September 2009 changes to the 457-visa scheme were "so far reaching, and so hastily introduced", that even the Department of Immigration and Citizenship is still struggling to understand them, says Acacia Immigration Australia CEO Mark Webster.
One change that's proving particularly problematic is the new training requirement, he says.
"Previously you could put together a submission that talked about all the on-the-job training you were doing. Now employers must show that at least one per cent of wages and salaries is spent on training."
The point of the requirement is to show the company is not simply relying on skills from overseas, but training Australian employees to bring them up to standard, he says.
"Typically, the Department of Immigration will want to see every single invoice for training that's happened in the last, say, 12-month period. So that's turning out to be quite a huge administrative hurdle for some businesses."
What some employers might not realise, is that their training spend can include trainee salaries. However, there has been some confusion over what constitutes a trainee for this purpose, Webster says.
"That makes a big difference, because if someone's entire salary can be counted, you can get through the one per cent really quickly. But if the Department doesn't think that person's a trainee, you could easily fail the training requirement."
A lot of the time it comes down to whether they are formally registered as a trainee, with paperwork to prove it. "But under [the] policy, and when you talk to the department, there's not much guidance on it, and there's actually a lot of inconsistency between the various offices on that particular point".
For large employers that already have formal external training programs, the requirement will not be a significant burden, and any negatives will likely be offset by much faster processing times.
But many small employers, who might only fill one role at a time, and rely on on-the-job training, are finding it extremely discouraging, Webster says.

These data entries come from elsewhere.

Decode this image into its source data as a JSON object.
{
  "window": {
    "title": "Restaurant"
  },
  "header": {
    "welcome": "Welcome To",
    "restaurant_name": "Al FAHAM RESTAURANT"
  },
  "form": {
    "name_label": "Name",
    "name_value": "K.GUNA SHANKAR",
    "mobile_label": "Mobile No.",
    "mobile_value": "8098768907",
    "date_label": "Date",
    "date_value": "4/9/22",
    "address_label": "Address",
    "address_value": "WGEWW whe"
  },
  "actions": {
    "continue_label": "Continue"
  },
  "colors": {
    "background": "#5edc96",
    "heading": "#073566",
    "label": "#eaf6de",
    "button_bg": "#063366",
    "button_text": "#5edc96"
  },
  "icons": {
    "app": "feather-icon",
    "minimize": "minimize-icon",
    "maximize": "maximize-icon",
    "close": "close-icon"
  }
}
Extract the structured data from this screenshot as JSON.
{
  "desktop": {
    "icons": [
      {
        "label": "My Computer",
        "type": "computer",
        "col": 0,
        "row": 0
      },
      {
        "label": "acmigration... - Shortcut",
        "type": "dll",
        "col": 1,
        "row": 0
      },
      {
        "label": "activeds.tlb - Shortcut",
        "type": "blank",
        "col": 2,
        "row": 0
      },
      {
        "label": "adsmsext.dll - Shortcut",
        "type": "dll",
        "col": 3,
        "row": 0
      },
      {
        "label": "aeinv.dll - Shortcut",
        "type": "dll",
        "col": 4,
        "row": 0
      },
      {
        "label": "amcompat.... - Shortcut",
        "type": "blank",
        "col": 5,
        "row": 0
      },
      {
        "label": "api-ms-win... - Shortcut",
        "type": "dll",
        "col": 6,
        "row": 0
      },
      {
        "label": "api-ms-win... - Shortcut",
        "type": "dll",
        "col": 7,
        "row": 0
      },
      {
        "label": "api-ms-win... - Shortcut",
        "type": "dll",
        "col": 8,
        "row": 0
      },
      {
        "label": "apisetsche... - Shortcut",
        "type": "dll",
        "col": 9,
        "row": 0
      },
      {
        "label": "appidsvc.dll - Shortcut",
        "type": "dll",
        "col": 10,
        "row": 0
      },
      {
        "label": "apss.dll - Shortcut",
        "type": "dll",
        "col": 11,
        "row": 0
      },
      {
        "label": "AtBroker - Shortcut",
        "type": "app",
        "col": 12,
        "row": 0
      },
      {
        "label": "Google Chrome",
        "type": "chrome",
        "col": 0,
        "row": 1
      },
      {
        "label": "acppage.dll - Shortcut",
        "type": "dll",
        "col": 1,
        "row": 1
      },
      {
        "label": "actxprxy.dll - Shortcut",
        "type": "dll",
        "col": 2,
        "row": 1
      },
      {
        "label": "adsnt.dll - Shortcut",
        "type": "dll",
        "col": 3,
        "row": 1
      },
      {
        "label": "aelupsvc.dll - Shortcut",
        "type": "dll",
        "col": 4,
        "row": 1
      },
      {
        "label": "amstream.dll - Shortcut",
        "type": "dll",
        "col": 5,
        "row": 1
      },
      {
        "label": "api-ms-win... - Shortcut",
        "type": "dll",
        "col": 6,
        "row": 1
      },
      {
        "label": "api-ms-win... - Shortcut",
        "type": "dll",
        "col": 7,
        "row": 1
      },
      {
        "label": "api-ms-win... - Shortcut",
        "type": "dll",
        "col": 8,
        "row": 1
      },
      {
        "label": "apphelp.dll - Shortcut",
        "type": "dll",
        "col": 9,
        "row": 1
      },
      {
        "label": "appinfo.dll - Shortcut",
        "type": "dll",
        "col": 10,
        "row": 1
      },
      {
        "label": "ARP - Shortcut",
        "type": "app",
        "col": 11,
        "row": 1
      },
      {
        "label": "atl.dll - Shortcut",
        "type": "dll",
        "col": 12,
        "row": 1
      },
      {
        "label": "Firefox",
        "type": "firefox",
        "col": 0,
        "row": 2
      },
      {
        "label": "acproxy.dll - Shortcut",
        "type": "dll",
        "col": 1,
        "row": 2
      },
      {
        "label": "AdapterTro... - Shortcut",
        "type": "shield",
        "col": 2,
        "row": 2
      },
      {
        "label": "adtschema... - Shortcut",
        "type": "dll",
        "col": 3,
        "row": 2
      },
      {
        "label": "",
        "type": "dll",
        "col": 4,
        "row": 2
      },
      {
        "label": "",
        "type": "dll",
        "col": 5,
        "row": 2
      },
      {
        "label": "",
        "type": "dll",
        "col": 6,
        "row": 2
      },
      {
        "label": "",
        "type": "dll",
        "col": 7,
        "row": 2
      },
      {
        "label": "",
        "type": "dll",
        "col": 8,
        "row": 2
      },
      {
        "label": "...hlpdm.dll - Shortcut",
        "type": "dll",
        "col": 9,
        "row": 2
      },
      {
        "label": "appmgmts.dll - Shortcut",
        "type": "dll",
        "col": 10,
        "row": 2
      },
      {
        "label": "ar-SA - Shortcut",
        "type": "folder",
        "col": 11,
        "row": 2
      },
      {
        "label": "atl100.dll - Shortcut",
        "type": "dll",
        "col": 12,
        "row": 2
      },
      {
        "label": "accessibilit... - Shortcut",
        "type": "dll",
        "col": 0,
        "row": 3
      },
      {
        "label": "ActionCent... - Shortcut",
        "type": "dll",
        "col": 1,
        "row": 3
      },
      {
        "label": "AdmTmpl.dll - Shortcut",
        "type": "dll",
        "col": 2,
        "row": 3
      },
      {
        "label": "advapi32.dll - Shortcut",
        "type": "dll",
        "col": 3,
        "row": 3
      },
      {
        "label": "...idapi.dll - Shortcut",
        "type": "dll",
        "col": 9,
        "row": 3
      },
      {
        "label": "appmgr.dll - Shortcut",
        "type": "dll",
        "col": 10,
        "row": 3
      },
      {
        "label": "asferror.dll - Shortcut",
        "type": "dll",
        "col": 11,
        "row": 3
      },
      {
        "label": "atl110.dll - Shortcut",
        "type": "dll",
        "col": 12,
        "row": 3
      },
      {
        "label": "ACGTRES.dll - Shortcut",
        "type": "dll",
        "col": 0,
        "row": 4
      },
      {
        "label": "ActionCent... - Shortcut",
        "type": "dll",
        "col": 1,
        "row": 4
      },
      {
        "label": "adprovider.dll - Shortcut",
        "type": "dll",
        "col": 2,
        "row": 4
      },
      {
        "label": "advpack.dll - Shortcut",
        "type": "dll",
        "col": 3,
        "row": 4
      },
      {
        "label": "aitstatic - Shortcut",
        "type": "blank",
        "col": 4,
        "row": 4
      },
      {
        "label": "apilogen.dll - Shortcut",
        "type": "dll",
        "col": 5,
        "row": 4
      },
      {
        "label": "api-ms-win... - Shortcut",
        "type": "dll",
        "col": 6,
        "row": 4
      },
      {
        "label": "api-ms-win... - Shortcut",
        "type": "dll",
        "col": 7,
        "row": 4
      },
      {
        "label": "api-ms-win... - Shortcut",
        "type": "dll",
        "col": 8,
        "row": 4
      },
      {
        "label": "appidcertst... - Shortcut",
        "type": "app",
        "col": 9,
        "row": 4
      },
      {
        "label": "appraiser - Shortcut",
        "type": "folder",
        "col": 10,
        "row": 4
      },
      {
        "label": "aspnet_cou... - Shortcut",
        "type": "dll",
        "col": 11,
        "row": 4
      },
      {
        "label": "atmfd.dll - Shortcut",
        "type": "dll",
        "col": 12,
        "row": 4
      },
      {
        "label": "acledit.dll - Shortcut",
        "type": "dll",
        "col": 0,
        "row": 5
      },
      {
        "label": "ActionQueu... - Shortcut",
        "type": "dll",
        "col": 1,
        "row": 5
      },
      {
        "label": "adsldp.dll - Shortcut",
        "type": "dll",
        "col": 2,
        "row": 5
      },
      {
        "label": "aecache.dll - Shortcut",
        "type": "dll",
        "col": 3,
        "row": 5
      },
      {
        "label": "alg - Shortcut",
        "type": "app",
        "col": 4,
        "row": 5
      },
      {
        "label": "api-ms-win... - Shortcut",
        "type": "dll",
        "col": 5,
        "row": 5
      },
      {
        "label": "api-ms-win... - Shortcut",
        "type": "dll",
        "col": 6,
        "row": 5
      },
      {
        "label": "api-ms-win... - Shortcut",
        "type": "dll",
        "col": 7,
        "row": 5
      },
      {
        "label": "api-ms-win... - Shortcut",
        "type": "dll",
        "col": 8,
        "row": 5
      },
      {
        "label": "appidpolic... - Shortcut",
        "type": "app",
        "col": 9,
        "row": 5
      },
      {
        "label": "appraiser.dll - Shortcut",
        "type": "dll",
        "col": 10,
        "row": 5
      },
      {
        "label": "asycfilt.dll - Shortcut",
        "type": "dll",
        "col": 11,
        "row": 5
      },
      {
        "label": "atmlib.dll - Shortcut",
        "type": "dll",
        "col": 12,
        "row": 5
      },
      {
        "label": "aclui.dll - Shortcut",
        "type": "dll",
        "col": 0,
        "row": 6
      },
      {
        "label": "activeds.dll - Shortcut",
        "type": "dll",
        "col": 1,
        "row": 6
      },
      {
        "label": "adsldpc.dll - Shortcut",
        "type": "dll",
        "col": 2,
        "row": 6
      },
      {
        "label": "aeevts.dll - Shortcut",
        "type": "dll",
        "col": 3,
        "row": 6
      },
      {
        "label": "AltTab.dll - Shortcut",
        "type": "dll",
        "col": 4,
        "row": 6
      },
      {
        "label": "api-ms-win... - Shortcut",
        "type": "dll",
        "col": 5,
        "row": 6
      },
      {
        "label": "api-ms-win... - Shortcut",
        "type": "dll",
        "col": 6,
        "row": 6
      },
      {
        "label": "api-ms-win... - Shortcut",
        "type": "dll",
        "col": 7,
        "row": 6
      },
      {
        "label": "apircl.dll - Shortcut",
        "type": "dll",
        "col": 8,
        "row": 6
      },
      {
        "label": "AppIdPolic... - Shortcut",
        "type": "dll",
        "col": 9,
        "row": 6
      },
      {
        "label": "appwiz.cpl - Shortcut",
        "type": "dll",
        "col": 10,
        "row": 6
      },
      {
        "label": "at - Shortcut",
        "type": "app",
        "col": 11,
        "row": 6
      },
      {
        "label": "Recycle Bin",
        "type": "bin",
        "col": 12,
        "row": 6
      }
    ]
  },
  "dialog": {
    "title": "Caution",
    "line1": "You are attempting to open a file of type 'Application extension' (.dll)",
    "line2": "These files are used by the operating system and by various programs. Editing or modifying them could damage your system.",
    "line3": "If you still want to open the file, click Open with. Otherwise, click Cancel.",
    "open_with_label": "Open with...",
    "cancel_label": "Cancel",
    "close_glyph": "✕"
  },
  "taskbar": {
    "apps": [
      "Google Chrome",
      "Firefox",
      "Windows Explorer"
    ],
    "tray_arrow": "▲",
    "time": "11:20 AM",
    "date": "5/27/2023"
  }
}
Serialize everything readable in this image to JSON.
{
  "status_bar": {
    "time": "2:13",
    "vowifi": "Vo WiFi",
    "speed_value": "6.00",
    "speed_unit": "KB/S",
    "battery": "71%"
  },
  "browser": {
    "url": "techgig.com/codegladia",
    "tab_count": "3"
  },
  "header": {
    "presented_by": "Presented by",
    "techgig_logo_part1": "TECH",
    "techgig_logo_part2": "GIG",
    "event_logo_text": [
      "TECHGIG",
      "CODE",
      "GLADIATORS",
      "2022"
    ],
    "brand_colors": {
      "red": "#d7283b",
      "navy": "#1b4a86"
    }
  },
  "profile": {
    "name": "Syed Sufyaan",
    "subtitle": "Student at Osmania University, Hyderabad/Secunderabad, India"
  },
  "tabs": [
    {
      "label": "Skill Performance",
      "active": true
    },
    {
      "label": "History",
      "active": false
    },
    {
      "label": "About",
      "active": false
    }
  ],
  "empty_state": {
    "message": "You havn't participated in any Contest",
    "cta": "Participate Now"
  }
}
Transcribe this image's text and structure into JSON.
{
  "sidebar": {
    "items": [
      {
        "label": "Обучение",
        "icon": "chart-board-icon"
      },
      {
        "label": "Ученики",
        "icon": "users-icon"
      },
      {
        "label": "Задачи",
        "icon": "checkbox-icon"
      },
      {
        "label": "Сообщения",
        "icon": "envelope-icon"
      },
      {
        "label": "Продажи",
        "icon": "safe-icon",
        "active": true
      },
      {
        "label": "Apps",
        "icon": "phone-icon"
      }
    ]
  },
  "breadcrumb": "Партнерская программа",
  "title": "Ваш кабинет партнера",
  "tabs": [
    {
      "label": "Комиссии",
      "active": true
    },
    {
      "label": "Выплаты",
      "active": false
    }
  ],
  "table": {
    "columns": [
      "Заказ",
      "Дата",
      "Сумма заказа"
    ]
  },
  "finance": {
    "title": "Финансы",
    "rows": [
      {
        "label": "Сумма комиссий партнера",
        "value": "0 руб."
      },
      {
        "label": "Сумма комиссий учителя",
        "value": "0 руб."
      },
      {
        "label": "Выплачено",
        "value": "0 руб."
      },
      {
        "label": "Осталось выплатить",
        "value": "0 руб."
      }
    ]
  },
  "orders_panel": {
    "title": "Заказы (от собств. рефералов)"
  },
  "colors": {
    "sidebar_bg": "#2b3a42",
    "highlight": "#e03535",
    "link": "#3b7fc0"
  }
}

"I would be very surprised if the number of approvals for small employers hasn't dropped remarkably," as many are simply giving up, he says.
According to Webster, the 2009 changes introduced "a really big loophole" into the system.
In the past, employers sought approval to sponsor a certain number of employees on 457 visas. "So you'd say, 'All right, how many people do we need? Maybe we need 10 over the next two years', and then you'd get approval for 10. If you used that up, you had to go back and get permission to sponsor a few more people."
However, now there is no set limit. "Once you get approved as a sponsor, that's now valid for three years and you can sponsor as many people as you want."
For example, if a technology company that is already a sponsor wins a contract, and needs to hire again, it can take advantage of connections in China or India and place the extra staff on its own.
"I don't think it was intended to work that way," Webster says. "Technically you're supposed to have a labour agreement if you're doing that; practically, it's become very easy to do that."
The requirement to show 457 applicants will be paid at "market rate" is another "sticking point".
Webster says the test is complex and counter-intuitive:
1. If there is an Australian in an equivalent position, then the person being sponsored must be paid at least the same as the Australian; otherwise
2. If there is a Fair Work instrument, state industrial instrument or transitional instrument which would apply to an Australian, the 457 applicant must be paid at least this amount; otherwise
3. DIAC considers ABS data, job ads etcetera to determine the market rate.
A key problem with the "equivalent position" test is, "How do you show whether a position is equivalent or not?", Webster says.
"There are lots of ways of making that distinction, and the Department hasn't been really clear on that. And if there's nobody in an equivalent position, actually there's no requirement to show that the terms and conditions are equivalent."
It follows that it is not always in the employer's best interests to deem an existing position equivalent. If the salary based on an industrial instrument or the job market is lower, there is an incentive to make a distinction.
Another problem is that the policy on this requirement talks about salary level, but does not address benefits such as income protection insurance, Webster says.
"The Department policy is that you should just worry about the guaranteed earnings, but I think it's open to challenge."
If all of an organisation's Australian employees are receiving income protection, but a 457 visa holder is not, the employee could say, "Actually, my terms and conditions aren't equivalent because I'm not getting income protection insurance", he says.
"It hasn't been tested, but I'd love to run a case like that because I think that you'd probably win it."
For unions, the 457-visa scheme is still a "hot topic", Webster says.
Several years ago, a labour-market-testing clause required employers to prove they had advertised a position and were unable to find an Australian to fill it.
"The unions are very, very interested in getting that back," he says.
"They're very interested in the 457 program and I think they would like to see it limited even further.
"I don't think they got as many changes through as they wanted last time, so this is still a hot topic for them," he says.